Evaluating the State-of-the-Art Automatic Speech Recognition systems for Dutch

Dragoș Alexandru Bălan

University of Twente

Automatic Speech Recognition (ASR) technology has rapidly advanced over the past few years to the point where one model can be used for multiple languages, without additional fine-tuning required. However, there is no systematic research that has been conducted to evaluate the performance of these novel ASR models on Dutch, under different speech conditions. This research tries to address this gap by evaluating different versions of Whisper, MMS, and a fine-tuned version of XLS-R on Dutch. The models will be compared with each other, as well as a baseline, Kaldi_NL, which has been fine-tuned on Dutch. The datasets used are the N-Best 2008 evaluation corpus, which contains data from broadcast news and conversational telephone speech in the Netherlands and Belgium, and JASMIN-CGN, a corpus of Dutch speech from native elderly, children, as well as non-native children and adults. The results show that version "large-v2" of Whisper with Voice Activity Detection (VAD) consistently performs the best in nearly all categories. It manages to achieve relative WER improvements over the baseline between 20%-38% for N-Best and 14%-65% for JASMIN-CGN. On the contrary, version "large-v3" with VAD performs worse overall compared to "large-v2" with VAD, with relative WER deteriorations of 34%-147% and 13%-60% for the read and conversational speech subsets of JASMIN-CGN respectively. As for N-Best, Whisper "large-v3" scores a relative WER degradation of 5%-23%, with the exception of Flemish conversational telephone speech, which performed a relative 2% better. Aside from Whisper, XLS-R, which has been fine-tuned on the Dutch subset of Common Voice, performed better overall compared to the baseline or MMS. MMS is among the worst-performing systems together with Whisper "large-v3". These results showcase the adaptability and accuracy of Whisper "large-v2", performing the best overall when compared with other similar state-of-the-art models and with the baseline.
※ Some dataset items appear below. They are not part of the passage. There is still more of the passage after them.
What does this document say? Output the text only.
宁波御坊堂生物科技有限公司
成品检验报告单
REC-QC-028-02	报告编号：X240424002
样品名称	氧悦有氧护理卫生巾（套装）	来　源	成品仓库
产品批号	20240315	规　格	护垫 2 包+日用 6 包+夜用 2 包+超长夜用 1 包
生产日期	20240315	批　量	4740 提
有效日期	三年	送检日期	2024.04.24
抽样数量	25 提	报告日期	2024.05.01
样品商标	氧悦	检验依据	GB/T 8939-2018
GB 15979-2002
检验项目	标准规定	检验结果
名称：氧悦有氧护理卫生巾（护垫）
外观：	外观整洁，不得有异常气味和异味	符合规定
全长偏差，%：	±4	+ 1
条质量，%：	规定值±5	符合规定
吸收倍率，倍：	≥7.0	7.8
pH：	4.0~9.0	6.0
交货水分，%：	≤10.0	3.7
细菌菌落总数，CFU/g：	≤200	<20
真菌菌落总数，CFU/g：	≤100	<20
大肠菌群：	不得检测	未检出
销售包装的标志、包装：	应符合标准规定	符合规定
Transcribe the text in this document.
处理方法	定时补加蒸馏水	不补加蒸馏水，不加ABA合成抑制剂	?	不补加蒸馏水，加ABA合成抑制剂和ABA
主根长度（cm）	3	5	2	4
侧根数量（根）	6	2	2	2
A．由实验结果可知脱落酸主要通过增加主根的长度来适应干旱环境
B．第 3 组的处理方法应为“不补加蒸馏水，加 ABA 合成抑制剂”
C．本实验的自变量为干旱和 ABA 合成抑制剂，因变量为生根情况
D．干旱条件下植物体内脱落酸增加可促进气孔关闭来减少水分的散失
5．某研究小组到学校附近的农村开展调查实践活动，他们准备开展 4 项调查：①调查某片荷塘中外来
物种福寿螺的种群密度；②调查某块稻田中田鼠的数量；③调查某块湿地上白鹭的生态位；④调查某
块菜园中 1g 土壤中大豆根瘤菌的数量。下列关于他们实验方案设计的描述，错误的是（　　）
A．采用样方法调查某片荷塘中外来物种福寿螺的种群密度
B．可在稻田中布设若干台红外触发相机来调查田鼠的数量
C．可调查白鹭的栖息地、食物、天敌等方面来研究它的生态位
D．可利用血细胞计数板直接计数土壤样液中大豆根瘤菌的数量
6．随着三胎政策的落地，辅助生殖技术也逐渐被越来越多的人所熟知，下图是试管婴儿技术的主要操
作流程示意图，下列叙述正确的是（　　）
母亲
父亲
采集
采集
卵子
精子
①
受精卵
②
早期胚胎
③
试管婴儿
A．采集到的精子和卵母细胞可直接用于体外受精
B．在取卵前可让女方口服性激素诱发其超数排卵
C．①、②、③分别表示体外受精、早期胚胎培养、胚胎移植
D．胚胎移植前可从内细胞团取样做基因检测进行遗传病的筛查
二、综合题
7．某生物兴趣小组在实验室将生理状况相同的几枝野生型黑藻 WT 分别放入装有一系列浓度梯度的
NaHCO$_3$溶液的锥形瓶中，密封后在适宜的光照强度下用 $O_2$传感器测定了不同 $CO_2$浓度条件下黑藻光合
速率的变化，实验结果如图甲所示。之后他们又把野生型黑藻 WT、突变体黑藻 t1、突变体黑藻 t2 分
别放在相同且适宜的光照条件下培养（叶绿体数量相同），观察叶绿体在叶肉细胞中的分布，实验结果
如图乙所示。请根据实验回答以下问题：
Potential research that can stem from this work is fine-tuning Whisper to cover a specific topic or group of speakers that are less represented, thus making ASR more focused or inclusive. Additionally, by doing this evaluation of a large variety of ASR systems, points of reference have been established which can then be used to develop and evaluate newer models for the Dutch language.